Convidado a avaliar no programa «Expresso da Meia-Noite», da SIC Notícias, os detalhes do Plano de Emergência e Transformação da Saúde (PETS) apresentado esta semana pelo executivo, bem como o real impacto que este poderá ter sobre os cuidados de saúde primários (CSP) em Portugal, o presidente da APMGF afirmou que “é bom ver a Saúde Familiar como uma das prioridades” do PETS e que o enquadramento do plano chega mesmo a propor “valorizar os profissionais”. Contudo, Nuno Jacinto recordou que “tal não se faz sem médicos de família (MF). Temos hoje uma falta de aproximadamente mil MF no SNS e é positivo que se continue a colocar todas as vagas a concurso (…) mas se queremos preencher essas vagas nos próximos anos temos de apostar nos MF, não há volta a dar a isto”. O dirigente associativo explanou, aliás, quais as medidas que no seu entender devem ser concretizadas a curto e médio prazo para atrair e fixar MF no SNS: “notamos uma ausência de medidas para captar e reter os profissionais no SNS, algo que não passa apenas pelo dinheiro (…) Temos de apostar em várias frentes, sendo a questão salarial apenas uma delas. Muitas vezes andamos entre o oito e o oitenta, ou temos vergonha de falar disto ou só falamos de salários.

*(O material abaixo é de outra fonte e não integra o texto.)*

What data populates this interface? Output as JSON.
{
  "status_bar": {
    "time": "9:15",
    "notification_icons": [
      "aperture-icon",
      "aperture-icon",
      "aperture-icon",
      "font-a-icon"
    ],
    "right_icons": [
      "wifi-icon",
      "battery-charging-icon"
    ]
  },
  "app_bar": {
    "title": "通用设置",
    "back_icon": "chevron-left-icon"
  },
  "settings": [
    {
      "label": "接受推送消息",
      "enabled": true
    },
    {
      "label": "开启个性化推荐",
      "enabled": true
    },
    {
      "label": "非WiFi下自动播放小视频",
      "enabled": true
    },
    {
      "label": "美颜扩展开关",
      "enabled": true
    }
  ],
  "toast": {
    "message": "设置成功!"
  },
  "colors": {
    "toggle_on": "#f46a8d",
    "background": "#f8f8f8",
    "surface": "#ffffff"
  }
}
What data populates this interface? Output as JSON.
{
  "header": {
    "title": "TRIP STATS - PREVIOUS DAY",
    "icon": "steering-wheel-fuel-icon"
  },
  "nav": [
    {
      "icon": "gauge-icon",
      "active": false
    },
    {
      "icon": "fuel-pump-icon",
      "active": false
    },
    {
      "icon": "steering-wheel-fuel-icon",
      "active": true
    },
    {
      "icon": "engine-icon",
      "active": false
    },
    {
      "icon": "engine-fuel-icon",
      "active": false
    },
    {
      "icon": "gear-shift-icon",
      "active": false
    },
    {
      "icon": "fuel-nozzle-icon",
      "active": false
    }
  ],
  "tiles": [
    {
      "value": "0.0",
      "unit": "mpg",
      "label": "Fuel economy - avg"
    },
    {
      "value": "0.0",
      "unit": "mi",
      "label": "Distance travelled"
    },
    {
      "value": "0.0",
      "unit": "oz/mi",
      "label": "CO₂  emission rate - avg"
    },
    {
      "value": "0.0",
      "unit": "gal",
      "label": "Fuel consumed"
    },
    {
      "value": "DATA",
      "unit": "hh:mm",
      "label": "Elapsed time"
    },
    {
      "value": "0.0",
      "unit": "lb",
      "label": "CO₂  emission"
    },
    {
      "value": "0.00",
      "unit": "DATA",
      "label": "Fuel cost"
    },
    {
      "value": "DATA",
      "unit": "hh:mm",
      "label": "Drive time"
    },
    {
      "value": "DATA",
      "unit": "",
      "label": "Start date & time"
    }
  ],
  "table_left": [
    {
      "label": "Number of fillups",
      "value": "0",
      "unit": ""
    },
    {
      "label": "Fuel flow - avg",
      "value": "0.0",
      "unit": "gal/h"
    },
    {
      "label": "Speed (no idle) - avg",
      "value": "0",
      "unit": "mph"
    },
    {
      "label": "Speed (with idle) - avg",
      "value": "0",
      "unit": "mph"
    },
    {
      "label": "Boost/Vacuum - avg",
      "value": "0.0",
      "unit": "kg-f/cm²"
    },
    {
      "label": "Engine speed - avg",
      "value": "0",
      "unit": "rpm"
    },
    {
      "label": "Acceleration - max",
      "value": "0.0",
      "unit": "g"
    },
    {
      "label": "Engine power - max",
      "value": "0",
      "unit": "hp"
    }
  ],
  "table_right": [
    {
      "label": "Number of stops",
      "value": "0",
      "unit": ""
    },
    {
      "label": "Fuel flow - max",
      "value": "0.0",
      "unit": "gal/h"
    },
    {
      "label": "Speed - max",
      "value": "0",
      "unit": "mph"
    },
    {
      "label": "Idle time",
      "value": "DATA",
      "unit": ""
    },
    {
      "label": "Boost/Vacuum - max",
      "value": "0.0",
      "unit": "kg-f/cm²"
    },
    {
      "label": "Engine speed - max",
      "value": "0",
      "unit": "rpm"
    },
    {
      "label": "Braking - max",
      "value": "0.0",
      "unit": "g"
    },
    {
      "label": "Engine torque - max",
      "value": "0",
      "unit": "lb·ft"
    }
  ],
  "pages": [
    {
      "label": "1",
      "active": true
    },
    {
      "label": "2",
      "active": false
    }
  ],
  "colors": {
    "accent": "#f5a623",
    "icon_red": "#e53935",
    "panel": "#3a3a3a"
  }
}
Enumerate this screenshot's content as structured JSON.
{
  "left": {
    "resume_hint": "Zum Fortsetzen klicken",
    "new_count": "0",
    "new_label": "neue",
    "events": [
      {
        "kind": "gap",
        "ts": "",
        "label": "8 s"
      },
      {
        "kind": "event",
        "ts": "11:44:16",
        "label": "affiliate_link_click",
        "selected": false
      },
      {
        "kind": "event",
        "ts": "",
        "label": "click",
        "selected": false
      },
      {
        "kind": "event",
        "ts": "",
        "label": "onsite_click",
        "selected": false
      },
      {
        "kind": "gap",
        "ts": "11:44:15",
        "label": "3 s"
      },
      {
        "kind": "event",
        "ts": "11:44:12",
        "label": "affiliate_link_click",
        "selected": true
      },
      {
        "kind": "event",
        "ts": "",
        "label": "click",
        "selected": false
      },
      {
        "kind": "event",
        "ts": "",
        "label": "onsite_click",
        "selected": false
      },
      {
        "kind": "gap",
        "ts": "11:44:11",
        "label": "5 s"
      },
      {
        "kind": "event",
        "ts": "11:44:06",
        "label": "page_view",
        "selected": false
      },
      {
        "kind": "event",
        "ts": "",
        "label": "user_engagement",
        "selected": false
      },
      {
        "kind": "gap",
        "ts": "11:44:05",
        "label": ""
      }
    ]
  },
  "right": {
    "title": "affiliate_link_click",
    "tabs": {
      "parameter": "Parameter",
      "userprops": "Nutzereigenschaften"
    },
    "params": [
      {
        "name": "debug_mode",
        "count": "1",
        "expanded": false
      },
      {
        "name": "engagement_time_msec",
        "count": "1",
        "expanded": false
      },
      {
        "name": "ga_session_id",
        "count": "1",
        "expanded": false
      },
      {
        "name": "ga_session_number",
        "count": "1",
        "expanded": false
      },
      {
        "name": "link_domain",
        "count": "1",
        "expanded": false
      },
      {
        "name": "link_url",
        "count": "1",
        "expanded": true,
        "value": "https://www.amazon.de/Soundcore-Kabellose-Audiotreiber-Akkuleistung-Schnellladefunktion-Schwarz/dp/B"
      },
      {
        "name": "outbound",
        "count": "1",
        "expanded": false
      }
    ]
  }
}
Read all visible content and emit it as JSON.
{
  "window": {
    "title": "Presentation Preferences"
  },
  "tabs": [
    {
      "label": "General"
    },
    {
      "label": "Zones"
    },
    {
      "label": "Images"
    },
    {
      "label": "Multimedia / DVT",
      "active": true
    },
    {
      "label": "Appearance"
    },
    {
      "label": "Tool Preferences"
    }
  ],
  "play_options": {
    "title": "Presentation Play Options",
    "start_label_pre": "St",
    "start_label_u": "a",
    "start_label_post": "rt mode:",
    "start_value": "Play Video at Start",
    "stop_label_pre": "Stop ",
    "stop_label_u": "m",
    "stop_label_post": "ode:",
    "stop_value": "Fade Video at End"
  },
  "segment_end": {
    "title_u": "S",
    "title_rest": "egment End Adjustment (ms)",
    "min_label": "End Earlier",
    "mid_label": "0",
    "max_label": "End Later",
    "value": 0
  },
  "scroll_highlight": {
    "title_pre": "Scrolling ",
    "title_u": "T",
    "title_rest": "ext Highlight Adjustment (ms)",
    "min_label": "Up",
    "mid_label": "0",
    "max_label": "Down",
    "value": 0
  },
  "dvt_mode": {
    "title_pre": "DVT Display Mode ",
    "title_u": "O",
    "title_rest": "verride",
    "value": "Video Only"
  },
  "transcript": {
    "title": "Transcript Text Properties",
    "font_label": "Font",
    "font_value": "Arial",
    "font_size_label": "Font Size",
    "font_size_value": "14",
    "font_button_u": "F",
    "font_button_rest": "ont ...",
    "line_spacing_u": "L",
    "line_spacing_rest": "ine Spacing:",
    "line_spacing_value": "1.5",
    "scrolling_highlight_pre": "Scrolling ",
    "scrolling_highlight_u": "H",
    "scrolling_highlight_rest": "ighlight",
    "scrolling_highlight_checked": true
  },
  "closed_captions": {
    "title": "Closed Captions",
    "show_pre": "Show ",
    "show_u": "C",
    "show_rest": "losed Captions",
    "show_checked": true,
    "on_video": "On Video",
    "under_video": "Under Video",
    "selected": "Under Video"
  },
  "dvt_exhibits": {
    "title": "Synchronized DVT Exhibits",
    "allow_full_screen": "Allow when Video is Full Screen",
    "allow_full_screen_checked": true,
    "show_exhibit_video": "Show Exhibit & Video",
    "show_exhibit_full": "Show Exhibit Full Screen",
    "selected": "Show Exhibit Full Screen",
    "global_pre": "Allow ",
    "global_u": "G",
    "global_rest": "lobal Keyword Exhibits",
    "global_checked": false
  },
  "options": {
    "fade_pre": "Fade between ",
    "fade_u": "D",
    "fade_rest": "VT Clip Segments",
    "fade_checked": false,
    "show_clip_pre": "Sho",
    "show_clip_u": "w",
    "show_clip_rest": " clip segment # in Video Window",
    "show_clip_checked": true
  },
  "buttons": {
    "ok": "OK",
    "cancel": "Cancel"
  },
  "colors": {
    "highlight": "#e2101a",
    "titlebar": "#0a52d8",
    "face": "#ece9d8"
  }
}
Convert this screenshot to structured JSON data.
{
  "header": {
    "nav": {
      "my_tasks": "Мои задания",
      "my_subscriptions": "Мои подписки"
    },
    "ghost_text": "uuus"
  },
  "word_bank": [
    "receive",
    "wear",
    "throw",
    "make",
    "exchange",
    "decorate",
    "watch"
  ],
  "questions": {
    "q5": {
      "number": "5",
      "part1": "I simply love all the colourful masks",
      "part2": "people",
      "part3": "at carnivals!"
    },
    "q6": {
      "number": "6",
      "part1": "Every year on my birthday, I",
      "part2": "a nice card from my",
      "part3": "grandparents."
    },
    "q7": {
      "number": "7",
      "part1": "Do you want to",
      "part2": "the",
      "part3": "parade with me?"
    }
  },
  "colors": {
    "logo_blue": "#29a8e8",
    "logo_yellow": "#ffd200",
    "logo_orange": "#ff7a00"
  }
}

É, de facto, preciso que exista uma remuneração base digna, com suplementos ajustados quando necessário. Mas isto não chega (…) o que atrai os profissionais para ficar no SNS é igualmente a existência de uma carreira médica verdadeira, baseada no mérito, com progressão rápida e diferenciação entre graus, algo que não existe no presente. Deve também haver uma autonomia concedida às equipas relativamente àquilo que podem oferecer às suas populações e uma flexibilidade de horários”.
O presidente da APMGF deixou também um reparo no que respeita à preferência do executivo por resolver problemas com base em suplementos e incentivos: “os incentivos não são suficientes e têm sempre um teto. Por muito que as pessoas até considerem que podem trabalhar mais, existe sempre um limite que teremos de enfrentar e portanto apostar somente em incentivos e horas extra não vai assegurar a cobertura desejada. O que é possível e desejável é ir buscar mais profissionais e mais recursos para prestar estes serviços. Mas atenção que estou aqui a falar de MF e esta é a nossa grande preocupação, até porque em muitos locais do plano o que se lê é que quando não for possível atribuir um MF haverá um médico assistente. Ora ter um médico assistente que não é especialista em Medicina Geral e Familiar não é a mesma coisa. Isto está provado, o que salva vidas nos CSP é a presença de especialistas em MGF! Tal e qual como nós não queremos um MF a fazer partos, também não queremos outro médico a fazer o papel do MF”.
Nuno Jacinto frisou, ainda, que embora o plano de forma insistente aluda à necessidade de esgotar as capacidades no interior do SNS, antes de se partir para soluções de parceria ou complementaridade, “nos CSP e na maioria das unidades tal capacidade já está esgotada. Não temos MF parados, a olhar para as paredes, à espera que entrem doentes. Se houvesse capacidade para vigiar mais crianças, grávidas ou idosos, já estariam a ser vigiados”.
Já a propósito do objetivo delineado no plano de retirar pressão dos serviços de urgência, o presidente da APMGF sublinhou que o mesmo será mais rapidamente alcançado se a tutela der condições adequadas de trabalho e organização à MGF e aos CSP: “é o MF que sabe gerir melhor, no contexto dos CSP, as situações de doença aguda e que sabe orientar o doente para a urgência – quando o deve fazer – que sabe quando tem de pedir exames e que apenas os pede quando são necessários. Aliás, no plano refere-se que é preciso diminuir nas urgências o recurso a colegas sem especialidade, porque a qualidade do atendimento e a capacidade de gerir estas situações nos serviços de urgência é melhor por parte de quem tem formação específica. Por que motivo nos CSP não deve valer o mesmo princípio? Porque resiste esta ideia de que podemos substituir o MF por outro profissional qualquer?”.